13, lançado em junho do ano passado, é o décimo nono disco da banda britânica, gravado com os membros originais – exceto o baterista Bill Ward, que não gostou dos termos do contrato apresentado e foi substituído pelo Brad Wilk (Rage Against The Machine e Audioslave).
Na semana de lançamento vendeu mais de 150 mil cópias e atingiu o topo da Billboard.
É pesado e sombrio de um jeito que só o Sabbath sabe fazer.
O que disseram:
Marcos Bragatto no Scream & Yell:“13 não só de um dos melhores álbuns de 2013, mas no melhor trabalho envolvendo Ozzy Osbourne, Tony Iommi e Geezer Butler em muitos anos. Sim, porque 13 (…) supera com vantagem qualquer trabalho feito por cada um deles, solo ou com outros projetos, em pelo menos 18 anos. E isso levando-se em conta que se trata de uma das poucas bandas na história do rock a emplacar seis álbuns seguidos dignos de nota máxima, nos anos 70.”

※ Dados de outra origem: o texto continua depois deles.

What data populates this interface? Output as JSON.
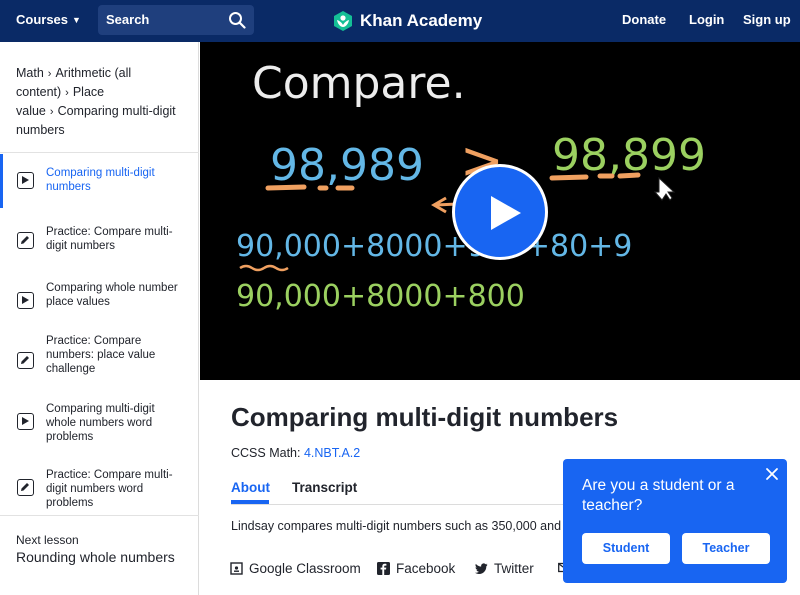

Rolling Stone – Black Sabbath: terminou como começou: “13 é um disco de rock tradicional, compacto e poderoso. São oito faixas (a versão “deluxe” terá três faixas inéditas a mais) bastante longas (nenhuma tem menos de 4 minutos e meio de duração) e sem respiros, temas instrumentais ou músicas mais “amigáveis”. Tanta densidade agradará aos ansiosos por apreciar Tony Iommi em seus dias inspirados. Se nos solos ele é burocrático, os quilos de novos riffs compensam. O arsenal de truques até parece infinito, mas o mítico guitarrista prefere se garantir bebendo da própria fonte que ele mesmo escavou: cada riff remete de leve a algum momento glorioso do Sabbath de 40 anos atrás.

Esse é o On the run #2: impressões rápidas sobre os sons ouvidos durante as corridas.
Ouvi “13”, do Black Sabbath pela primeira vez no treino de 2/1/14: 7.42km em 01h:03m:31s, vel.média 7.0km/h, total percorrido OTR 14.73km.